[okfn-labs] Python Iterator over table (csv) *columns*
Stefan Urbanek
stefan.urbanek at gmail.com
Thu Dec 18 06:52:56 UTC 2014
> On 17 Dec 2014, at 23:49, Paul Walsh <paulywalsh at gmail.com> wrote:
>
> There will be a web service that could be handling any number of validation requests, as part of a larger application. Obviously jobs will run on a queue outside of the request cycle, but I have to consider memory use and workload in such a scenario.
>
If you consider going with the SQL option I would suggest to create a simple meta-data based management of tables. Since the jobs will run on a queue, you have full control of it then you don’t have to be worried about using temporary tables with "drop on commit” turned on and wrap it in one transaction per job. Do validation in the temporaries within the transaction, if you don’t need to keep the data.

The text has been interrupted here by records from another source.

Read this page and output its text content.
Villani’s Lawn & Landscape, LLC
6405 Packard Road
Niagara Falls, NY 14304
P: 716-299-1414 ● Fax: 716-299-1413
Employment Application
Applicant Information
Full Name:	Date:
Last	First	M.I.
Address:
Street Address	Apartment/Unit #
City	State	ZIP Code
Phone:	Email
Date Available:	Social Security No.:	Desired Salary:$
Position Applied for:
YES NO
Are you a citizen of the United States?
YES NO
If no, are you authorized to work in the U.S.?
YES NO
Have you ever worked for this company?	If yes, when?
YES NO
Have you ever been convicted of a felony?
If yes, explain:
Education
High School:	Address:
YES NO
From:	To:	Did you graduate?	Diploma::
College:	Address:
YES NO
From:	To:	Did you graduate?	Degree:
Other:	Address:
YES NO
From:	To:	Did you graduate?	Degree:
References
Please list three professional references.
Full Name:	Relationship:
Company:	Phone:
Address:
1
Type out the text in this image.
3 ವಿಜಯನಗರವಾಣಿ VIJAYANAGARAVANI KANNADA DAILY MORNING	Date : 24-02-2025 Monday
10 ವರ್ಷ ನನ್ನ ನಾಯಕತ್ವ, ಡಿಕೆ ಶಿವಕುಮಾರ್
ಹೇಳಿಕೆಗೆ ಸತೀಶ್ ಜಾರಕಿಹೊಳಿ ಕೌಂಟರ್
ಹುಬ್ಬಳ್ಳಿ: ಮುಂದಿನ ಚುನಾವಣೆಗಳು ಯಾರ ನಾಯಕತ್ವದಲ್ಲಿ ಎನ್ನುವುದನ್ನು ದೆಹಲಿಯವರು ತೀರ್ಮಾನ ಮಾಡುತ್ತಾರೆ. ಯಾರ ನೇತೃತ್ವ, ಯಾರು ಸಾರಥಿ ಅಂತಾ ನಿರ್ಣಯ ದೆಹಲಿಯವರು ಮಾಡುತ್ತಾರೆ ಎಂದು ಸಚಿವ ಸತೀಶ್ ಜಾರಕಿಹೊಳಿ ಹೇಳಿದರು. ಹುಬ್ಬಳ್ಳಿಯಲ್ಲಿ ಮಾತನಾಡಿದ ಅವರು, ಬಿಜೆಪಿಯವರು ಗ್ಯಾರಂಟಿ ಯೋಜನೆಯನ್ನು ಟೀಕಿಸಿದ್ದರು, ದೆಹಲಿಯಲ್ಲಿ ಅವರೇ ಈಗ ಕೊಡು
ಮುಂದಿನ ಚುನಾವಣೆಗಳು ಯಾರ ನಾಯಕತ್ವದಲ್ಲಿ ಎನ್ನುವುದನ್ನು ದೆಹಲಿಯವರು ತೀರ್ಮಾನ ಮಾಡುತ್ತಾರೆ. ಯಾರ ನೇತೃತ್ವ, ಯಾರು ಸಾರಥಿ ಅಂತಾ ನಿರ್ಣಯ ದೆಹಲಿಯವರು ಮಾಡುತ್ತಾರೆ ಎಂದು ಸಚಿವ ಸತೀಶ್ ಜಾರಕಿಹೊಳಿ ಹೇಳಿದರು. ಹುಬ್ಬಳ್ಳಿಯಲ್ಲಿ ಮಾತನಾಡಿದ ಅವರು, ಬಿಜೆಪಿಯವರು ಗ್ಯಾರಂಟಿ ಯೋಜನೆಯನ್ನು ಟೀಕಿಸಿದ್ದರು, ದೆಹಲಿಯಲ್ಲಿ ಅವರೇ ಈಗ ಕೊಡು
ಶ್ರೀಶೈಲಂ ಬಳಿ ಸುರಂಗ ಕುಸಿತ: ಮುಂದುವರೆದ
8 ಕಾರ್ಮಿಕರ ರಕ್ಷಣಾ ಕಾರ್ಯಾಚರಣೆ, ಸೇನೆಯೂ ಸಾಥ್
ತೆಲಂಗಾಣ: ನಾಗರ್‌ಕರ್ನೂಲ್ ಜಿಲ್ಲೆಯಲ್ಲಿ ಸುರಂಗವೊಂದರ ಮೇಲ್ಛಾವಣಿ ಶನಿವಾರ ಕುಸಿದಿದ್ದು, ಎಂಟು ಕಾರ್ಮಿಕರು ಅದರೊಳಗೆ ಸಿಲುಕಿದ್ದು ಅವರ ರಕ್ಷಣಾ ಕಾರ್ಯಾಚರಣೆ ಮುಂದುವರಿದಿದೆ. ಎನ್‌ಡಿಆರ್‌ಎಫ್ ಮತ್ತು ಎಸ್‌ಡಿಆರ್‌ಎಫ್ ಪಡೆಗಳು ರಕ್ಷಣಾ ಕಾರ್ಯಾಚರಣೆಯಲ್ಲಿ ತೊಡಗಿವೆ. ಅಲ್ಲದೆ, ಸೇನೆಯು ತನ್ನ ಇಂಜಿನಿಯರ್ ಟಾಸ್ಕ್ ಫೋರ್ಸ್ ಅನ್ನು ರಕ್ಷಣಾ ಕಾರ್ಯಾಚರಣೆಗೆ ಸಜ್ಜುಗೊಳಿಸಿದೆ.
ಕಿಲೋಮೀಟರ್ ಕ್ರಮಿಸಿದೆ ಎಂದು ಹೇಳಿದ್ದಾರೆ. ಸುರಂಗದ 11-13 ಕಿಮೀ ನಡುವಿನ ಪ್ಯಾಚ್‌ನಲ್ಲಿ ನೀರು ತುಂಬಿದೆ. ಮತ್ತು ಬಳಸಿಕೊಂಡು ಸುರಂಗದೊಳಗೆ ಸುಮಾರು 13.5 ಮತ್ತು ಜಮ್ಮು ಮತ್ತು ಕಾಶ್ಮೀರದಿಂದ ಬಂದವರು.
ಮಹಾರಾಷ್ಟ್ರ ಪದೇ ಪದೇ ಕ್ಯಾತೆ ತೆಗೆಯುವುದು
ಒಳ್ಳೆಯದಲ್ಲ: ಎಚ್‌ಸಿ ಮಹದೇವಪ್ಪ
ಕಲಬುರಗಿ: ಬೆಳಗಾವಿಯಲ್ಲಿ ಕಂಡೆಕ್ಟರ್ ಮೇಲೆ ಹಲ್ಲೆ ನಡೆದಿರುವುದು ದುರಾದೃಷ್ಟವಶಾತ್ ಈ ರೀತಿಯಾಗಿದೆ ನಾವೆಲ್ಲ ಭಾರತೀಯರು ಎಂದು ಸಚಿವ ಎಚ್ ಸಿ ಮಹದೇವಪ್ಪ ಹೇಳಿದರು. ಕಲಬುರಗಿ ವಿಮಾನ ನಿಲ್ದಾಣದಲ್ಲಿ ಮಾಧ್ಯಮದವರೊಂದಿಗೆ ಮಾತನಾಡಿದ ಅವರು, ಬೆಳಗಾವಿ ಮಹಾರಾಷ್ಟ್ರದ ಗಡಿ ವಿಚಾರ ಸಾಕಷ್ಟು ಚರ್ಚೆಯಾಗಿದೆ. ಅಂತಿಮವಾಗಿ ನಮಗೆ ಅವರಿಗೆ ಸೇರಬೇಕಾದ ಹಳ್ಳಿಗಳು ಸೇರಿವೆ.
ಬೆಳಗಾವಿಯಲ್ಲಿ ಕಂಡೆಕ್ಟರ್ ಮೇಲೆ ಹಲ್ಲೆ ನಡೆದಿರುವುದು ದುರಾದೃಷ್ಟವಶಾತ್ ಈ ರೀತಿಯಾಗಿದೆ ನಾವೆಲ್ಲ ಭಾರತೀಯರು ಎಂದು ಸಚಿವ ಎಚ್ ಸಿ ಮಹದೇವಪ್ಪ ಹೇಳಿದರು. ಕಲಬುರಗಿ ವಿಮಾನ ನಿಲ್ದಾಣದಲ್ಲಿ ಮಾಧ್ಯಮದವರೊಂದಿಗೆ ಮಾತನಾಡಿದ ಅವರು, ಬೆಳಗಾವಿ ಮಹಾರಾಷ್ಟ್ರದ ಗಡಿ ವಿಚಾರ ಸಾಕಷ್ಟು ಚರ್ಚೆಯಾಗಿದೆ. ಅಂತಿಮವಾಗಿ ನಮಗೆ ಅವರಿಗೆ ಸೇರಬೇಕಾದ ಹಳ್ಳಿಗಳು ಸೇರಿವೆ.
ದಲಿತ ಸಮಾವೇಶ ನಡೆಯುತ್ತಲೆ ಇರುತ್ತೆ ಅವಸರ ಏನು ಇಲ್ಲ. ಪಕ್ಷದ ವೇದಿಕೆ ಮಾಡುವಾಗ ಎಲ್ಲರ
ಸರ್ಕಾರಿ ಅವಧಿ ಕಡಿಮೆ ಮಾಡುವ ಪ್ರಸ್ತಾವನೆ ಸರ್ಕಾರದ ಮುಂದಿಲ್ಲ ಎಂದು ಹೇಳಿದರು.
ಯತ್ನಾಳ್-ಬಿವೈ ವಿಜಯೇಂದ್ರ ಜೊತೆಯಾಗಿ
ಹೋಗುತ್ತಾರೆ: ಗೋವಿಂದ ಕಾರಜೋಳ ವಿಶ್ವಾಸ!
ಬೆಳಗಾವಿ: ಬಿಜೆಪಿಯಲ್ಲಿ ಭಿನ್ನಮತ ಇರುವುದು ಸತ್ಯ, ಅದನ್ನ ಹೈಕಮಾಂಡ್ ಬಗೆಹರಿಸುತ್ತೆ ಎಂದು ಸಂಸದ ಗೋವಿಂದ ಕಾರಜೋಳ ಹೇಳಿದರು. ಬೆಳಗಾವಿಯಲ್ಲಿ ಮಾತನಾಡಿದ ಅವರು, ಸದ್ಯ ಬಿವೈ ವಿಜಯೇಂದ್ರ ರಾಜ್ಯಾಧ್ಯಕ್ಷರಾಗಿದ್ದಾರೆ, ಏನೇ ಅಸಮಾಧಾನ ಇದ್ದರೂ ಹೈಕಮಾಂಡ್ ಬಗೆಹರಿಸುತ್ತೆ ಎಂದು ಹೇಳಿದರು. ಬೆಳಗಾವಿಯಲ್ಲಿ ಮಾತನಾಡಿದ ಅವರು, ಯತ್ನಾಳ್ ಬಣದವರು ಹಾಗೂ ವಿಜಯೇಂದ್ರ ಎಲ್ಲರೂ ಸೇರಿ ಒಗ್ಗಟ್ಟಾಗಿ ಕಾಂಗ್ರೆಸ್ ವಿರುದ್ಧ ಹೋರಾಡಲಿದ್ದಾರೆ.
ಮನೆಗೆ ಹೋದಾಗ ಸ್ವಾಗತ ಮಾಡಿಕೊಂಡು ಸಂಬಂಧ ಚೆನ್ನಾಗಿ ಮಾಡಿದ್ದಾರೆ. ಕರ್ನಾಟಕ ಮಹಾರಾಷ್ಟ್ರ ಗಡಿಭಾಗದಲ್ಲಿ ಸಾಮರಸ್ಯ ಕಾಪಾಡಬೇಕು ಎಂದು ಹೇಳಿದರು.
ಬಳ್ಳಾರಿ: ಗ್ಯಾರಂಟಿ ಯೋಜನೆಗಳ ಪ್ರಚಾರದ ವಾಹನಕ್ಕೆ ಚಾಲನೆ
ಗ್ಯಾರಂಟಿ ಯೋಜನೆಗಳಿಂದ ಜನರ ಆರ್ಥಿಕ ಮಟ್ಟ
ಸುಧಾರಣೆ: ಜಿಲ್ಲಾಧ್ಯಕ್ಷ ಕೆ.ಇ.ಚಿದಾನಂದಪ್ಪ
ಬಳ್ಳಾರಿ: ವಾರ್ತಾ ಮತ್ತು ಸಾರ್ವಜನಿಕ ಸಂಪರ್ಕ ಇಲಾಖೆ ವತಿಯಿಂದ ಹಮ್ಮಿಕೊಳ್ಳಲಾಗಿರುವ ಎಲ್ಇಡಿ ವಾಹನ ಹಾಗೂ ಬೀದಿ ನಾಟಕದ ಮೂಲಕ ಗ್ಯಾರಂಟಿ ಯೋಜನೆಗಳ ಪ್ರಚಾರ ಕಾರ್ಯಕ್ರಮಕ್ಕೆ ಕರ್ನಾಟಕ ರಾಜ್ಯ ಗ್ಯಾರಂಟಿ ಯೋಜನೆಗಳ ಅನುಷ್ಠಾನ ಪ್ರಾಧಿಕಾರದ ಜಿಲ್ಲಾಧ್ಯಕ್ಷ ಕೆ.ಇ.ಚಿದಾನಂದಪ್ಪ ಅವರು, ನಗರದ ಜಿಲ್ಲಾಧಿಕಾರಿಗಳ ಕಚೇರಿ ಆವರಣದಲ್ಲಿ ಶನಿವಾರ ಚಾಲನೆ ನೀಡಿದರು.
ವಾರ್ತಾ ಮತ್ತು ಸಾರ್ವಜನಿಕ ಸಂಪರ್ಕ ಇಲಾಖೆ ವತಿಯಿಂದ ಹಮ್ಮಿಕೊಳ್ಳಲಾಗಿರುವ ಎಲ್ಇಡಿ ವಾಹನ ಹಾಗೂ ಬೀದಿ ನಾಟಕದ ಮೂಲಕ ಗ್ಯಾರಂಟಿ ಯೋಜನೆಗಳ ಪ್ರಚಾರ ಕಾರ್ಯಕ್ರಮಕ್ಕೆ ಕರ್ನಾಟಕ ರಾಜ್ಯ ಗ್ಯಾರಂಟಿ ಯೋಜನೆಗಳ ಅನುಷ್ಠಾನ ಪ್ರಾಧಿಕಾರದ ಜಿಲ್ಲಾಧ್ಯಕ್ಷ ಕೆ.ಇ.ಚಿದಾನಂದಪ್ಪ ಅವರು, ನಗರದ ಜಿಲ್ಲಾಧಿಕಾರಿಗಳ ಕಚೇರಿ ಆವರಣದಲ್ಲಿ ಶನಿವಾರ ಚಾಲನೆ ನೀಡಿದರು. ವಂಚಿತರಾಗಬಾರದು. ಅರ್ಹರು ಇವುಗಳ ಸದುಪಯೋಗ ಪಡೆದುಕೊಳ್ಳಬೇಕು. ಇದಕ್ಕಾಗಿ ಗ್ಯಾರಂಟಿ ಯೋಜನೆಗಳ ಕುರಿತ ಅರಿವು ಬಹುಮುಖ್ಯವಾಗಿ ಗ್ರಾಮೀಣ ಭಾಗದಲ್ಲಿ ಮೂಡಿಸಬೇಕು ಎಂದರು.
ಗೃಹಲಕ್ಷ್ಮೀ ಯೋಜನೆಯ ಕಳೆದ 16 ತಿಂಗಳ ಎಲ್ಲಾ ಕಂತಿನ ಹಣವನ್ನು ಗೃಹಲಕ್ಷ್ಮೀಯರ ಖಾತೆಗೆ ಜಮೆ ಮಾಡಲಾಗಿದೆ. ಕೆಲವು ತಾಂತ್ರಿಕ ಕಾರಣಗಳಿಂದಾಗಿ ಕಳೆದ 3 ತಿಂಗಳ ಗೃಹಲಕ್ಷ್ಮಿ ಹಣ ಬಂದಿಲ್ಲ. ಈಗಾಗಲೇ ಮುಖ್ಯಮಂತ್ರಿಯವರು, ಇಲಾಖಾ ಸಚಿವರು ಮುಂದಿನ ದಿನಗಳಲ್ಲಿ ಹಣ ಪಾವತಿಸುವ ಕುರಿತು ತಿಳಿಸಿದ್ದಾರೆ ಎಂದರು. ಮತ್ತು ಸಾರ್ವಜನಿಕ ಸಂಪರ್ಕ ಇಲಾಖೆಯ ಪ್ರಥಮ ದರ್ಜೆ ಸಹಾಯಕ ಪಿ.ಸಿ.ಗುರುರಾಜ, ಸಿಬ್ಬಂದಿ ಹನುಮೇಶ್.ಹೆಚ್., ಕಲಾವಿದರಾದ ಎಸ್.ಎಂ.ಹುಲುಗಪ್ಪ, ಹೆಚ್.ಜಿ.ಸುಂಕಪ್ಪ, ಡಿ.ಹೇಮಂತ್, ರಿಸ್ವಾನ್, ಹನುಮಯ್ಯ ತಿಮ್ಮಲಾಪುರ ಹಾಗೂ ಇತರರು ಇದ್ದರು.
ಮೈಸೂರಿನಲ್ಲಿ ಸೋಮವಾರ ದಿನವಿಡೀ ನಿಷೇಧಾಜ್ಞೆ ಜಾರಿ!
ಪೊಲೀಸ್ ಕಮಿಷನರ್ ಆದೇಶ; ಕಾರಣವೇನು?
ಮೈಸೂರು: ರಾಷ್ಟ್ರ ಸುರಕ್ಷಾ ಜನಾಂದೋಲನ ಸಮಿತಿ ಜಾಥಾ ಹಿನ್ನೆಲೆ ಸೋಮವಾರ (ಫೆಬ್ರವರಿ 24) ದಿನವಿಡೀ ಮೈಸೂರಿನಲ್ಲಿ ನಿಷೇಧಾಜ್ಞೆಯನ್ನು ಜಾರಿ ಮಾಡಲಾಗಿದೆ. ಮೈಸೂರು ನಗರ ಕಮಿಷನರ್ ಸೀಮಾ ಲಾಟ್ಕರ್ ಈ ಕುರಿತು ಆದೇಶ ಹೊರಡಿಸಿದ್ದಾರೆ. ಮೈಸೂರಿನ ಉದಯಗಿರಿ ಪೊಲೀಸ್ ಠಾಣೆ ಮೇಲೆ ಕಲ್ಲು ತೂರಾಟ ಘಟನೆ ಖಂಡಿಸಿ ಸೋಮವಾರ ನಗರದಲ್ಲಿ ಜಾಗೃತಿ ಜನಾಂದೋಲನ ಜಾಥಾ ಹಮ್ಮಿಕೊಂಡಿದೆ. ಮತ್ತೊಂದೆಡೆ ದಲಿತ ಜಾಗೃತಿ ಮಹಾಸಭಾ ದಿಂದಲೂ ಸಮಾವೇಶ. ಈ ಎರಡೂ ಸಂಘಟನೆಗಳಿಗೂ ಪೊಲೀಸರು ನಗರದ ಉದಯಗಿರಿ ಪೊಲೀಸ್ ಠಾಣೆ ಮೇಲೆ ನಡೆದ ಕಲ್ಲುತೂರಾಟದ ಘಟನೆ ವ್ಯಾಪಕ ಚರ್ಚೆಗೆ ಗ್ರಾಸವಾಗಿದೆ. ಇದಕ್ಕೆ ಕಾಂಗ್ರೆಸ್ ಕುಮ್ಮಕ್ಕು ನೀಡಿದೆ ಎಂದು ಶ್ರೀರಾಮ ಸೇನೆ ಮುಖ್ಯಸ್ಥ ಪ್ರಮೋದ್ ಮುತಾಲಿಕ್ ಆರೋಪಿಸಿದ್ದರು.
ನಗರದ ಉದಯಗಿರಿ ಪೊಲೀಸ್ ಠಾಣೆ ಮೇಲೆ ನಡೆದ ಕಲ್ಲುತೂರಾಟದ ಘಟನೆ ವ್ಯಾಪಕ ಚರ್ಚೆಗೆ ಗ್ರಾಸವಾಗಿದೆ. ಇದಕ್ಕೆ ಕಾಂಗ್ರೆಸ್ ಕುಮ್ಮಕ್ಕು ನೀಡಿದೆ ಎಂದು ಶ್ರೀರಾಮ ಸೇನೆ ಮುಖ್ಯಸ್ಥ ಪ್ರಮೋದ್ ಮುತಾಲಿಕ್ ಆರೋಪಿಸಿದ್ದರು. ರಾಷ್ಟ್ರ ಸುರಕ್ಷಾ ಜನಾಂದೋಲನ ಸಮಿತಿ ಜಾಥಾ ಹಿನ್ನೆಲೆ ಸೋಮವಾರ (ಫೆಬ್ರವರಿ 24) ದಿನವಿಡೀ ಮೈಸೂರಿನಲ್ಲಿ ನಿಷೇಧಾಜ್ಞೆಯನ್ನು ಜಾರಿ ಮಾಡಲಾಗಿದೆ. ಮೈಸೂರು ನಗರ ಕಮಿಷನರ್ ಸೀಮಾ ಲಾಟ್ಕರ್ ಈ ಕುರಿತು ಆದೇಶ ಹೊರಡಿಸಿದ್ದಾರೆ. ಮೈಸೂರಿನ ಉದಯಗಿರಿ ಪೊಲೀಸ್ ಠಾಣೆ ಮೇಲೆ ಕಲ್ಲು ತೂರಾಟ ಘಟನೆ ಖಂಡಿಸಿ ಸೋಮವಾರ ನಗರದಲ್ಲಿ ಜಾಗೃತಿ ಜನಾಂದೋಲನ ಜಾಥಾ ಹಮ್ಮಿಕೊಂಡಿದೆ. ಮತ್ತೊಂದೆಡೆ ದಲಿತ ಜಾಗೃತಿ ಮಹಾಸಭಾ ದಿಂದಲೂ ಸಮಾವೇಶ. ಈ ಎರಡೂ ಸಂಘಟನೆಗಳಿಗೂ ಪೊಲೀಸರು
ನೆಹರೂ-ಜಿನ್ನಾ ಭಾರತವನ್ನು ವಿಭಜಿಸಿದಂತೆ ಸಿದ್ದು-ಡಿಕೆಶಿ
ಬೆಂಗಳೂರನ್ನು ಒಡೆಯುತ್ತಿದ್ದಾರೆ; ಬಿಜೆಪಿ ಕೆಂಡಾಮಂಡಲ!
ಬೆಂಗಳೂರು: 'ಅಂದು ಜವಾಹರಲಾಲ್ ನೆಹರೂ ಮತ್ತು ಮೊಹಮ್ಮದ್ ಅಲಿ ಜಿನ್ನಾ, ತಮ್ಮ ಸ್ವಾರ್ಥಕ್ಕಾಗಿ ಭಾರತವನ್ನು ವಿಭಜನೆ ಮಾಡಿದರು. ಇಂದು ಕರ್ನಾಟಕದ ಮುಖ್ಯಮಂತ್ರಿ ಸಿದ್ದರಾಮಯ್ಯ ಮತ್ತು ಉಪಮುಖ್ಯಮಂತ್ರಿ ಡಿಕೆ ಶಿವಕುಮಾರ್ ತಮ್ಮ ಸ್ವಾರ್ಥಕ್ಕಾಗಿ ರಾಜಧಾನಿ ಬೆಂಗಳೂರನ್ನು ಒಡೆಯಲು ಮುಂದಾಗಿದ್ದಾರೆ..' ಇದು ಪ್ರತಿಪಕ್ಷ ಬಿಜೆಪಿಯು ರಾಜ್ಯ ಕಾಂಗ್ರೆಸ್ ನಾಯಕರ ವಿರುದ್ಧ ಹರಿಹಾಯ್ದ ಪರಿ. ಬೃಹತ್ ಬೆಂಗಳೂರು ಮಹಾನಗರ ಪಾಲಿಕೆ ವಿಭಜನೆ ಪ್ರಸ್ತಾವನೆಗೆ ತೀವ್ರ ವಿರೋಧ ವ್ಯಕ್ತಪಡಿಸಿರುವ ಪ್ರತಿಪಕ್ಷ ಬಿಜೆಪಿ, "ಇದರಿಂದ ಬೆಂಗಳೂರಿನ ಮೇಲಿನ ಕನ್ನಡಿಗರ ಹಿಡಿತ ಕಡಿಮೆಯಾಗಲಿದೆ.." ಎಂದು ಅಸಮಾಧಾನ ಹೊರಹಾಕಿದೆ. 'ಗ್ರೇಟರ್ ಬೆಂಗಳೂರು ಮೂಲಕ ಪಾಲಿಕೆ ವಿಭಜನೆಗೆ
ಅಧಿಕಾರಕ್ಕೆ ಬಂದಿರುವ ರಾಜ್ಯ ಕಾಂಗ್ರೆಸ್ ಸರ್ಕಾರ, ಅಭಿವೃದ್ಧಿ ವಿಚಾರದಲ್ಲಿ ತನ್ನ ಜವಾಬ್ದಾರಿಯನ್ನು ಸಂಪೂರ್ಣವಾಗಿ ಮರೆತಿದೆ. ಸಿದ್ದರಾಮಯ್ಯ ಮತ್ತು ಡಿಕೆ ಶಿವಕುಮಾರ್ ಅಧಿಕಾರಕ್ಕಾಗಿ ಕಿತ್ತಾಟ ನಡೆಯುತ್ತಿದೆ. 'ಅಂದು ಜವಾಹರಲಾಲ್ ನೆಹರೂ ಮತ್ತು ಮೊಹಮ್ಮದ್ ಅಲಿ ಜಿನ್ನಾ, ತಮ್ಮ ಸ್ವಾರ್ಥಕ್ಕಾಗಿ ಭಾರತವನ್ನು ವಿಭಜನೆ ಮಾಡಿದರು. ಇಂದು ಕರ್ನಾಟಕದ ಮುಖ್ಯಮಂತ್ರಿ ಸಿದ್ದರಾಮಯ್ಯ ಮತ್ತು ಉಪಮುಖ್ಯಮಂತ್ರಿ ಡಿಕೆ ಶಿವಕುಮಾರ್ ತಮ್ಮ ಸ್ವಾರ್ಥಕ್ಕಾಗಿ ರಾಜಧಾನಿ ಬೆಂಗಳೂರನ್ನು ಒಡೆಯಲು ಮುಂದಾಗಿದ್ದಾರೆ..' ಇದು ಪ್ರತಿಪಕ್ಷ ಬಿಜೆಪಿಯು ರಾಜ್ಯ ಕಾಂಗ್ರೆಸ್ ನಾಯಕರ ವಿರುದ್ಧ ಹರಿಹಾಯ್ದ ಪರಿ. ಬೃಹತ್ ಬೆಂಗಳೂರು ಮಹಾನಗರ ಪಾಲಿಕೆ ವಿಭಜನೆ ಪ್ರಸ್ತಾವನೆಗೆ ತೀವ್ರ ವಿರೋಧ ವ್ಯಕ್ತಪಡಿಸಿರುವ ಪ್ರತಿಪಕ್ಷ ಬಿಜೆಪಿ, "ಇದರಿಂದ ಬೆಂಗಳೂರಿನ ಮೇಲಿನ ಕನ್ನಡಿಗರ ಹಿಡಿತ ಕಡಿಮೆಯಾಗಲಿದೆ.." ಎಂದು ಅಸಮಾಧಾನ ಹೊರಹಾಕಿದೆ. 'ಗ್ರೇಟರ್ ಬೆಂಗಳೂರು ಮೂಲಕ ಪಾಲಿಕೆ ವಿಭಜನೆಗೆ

This also allows you to do more rich validation by keeping more data in other tables within the same database and just use relational features for certain to incorporate referential data/master data in the validation process if you need them. Relational databases are really good in set operations...
Don’t waste time on memory management if you don’t have to. It is good to be aware of it, but not too early. From your file sizes it does not look like you should be worried right now about it. Also, there are people who solved the memory problem for you already, therefore focus on your problem: validation.
Just my humble opinion,
Stefan
> On 18 Dec 2014, at 2:40, Tom Morris <tfmorris at gmail.com <mailto:tfmorris at gmail.com>> wrote:
>
>> On Wed, Dec 17, 2014 at 4:04 PM, Paul Walsh <paulywalsh at gmail.com <mailto:paulywalsh at gmail.com>> wrote:
>>
>> * Size can vary greatly, from say 100KB to 100MB.
>> * Data can be both numerical and categorical. Immediate concerns lean towards numerical.
>> * In order to perform all potential validations, it will be required to run over the data multiple times
>> * The operations are not particularly time sensitive.
>>
>> I don't understand the reluctance to read such a minuscule data set into memory. Machines have gigabytes of memory with these days. I assumed you were talking about large data such as the 130 GB *compressed* set of CSV files that I'm currently processing with Python (using Hadoop streaming).
>>
>> To give you a couple of Python data points to compare to the 4 minute SQL load time for a 200 MB file, I took snippets of two different CSV files to test:
>>
>> #1
>> 206 MB uncompressed
>> 4 million rows
>> 5 columns - 1 integer, 4 quoted strings
>> Read & parse CSV: 4.8 seconds
>> Parse CSV and append rows to list: 10.9 seconds
>> as above + iterate over 20M cells in memory and compute average size: 15.6 seconds
>> Read text lines (no CSV parsing): 2.3 seconds
>> Read lines & append to list: 3.0 seconds
>>
>> #2
>> 198 MB
>> 1.6 million rows
>> 27 columns, mostly numeric
>> Read & parse CSV: 4.8 seconds
>> Parse CSV and append rows to list: 11.6 seconds
>> as above + iterate over 41.6M cells in memory and compute average size: 19.9 seconds
>> Read text lines: 1.1 second
>> Read lines & append to list: 1.9 seconds
>>
>> All times are the average of three runs (but you can assume that the files were resident in the operating system's I/O buffer cache so no physical I/O was done).
>>
>> You could have you entire validation done before you even get the data loaded into a SQL database (not to mention the time you'd waste installing it first).